Novel signaling pathways in pulmonary arterial hypertension (2015 Grover Conference Series)

Abstract

The proliferative endothelial and smooth muscle cell phenotype, inflammation, and pulmonary vascular remodeling are prominent features of pulmonary arterial hypertension (PAH). Mutations in bone morphogenetic protein type 2 receptor (BMPR2) have been identified as the most common genetic cause of PAH and females with BMPR2 mutations are 2.5 times as likely to develop heritable forms of PAH than males. Higher levels of estrogen have also been observed in males with PAH, implicating sex hormones in PAH pathogenesis. Recently, the estrogen metabolite 16α-OHE1 (hydroxyestrone) was implicated in the regulation of miR29, a microRNA involved in modulating energy metabolism. In females, decreased miR96 enhances serotonin's effect by upregulating the 5-hydroxytryptamine 1B (5HT1B) receptor. Because PAH is characterized as a quasi-malignant disease, likely due to BMPR2 loss of function, altered signaling pathways that sustain this cancer-like phenotype are being explored. Extracellular signal-regulated kinases 1 and 2 and p38 mitogen-activated protein kinases (MAPKs) play a critical role in proliferation and cell motility, and dysregulated MAPK signaling is observed in various experimental models of PAH. Wnt signaling pathways preserve pulmonary vascular homeostasis, and dysregulation of this pathway could contribute to limited vascular regeneration in response to injury. In this review, we take a closer look at sex, sex hormones, and the interplay between sex hormones and microRNA regulation. We also focus on MAPK and Wnt signaling pathways in the emergence of a proproliferative, antiapoptotic endothelial phenotype, which then orchestrates an angioproliferative process of vascular remodeling, with the hope of developing novel therapies that could reverse the phenotype.
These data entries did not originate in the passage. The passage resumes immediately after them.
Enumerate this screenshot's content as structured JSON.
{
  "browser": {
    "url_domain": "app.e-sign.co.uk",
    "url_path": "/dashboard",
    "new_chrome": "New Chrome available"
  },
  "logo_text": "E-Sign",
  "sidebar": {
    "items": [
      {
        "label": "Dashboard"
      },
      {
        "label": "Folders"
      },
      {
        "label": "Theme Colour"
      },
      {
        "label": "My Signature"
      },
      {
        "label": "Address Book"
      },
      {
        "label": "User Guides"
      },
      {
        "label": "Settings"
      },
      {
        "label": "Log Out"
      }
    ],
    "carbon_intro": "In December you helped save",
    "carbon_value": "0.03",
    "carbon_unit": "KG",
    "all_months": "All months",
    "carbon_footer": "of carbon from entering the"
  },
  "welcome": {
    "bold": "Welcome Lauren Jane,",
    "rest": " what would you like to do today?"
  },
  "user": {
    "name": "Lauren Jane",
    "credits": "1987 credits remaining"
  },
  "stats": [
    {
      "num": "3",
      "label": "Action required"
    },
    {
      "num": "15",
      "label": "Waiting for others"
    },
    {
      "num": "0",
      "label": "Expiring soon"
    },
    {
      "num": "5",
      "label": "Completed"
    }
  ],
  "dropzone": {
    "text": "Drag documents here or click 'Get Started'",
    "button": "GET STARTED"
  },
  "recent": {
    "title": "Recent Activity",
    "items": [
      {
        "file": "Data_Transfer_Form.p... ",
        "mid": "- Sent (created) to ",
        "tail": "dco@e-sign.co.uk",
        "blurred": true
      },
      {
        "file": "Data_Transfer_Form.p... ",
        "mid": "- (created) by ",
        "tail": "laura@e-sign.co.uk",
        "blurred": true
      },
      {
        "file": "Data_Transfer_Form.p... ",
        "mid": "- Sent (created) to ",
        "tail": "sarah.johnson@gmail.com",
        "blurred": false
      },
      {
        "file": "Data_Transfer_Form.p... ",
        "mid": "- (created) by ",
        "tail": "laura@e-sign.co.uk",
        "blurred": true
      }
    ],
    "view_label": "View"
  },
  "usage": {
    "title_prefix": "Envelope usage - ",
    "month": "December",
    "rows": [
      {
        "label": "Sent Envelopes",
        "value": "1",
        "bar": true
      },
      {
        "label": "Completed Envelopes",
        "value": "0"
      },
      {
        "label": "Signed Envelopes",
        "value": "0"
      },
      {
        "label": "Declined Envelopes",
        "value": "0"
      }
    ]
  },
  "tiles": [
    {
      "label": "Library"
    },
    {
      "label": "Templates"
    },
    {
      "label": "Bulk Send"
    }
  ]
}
Keywords: Wnt; microRNA; mitogen-activated protein kinase; sex hormones; vascular remodeling.

Figure 1

Summary of estrogen (E2) synthesis and metabolic pathways of key interest. See text for details. COMT: catechol-O-methyltransferase; CYP: cytochrome P450; HSD: hydroxysteroid dehydrogenase; OHE1: hydroxyestrone.

Figure 2

Mitogen-activated protein kinase (MAPK) signaling pathways. Simplified schematic depicting the activation of ERK1/2 (extracellular signal-regulated kinases), JNK (c-Jun NH2-terminal kinase), and p38 MAPK after growth factor–, cytokine-, and/or environmental stress–mediated phosphorylation of MAP3 kinases (MAP3K) followed by the phosphorylation and activation of MAP2 kinases (MAP2K). Growth factor–induced receptor tyrosine kinase (RTK) activation results in the subsequent activation of the Raf/MEK/ERK pathway. Growth factors can also mediate the activation of JNK through hematopoietic progenitor kinase (HPK), which phosphorylates MKK4 (mitogen-activated protein kinase kinase 4). Stress-dependent activation of ASK1 (apoptosis signal regulating kinase 1) also targets the MKK4/JNK pathway in addition to MKK3/p38 MAPK. TGFBR1 (transforming growth factor beta receptor 1)-induced activation of TAK1 (TGF-β-activated kinase 1) and ultraviolet radiation–induced RAC1 and/or CDC42 activation results in the activation of both JNK and p38 MAPK.

Figure 3

The Wnt signaling pathways regulate gene expression and cell movements. The Wnt/βC pathway (A) controls gene expression through DVL-dependent activation and nuclear shuttling of βC, while Wnt/PCP (B) modulates motility, polarity, and tissue morphogenesis thru DVL activation of RhoA/Rac1/cdc42. Specific domains within Dvl are responsible for differentia activation of βC (DIX) or PCP (PDZ/DEP). βC: β-catenin; DVL: protein disheveled; FZD: frizzled family of receptors; GSK3: glycogen synthase kinase 3; LRP: low-density lipoprotein receptor–related protein; PCP: planar cell polarity; ROR2: receptor tyrosine kinase-like orphan receptor 2.

Figure 4

Proposed role of Wnt signaling in pulmonary vascular homeostasis. A, Wnt/βC and Wnt/PCP coordinate endothelial growth and movement during vascular repair in response to injury. B, Loss of Wnt signaling results in impaired angiogenesis and is permissive to PASMC-driven obliterative vasculopathy. βC: β-catenin; PASMC: pulmonary artery smooth muscle cell; PCP: planar cell polarity.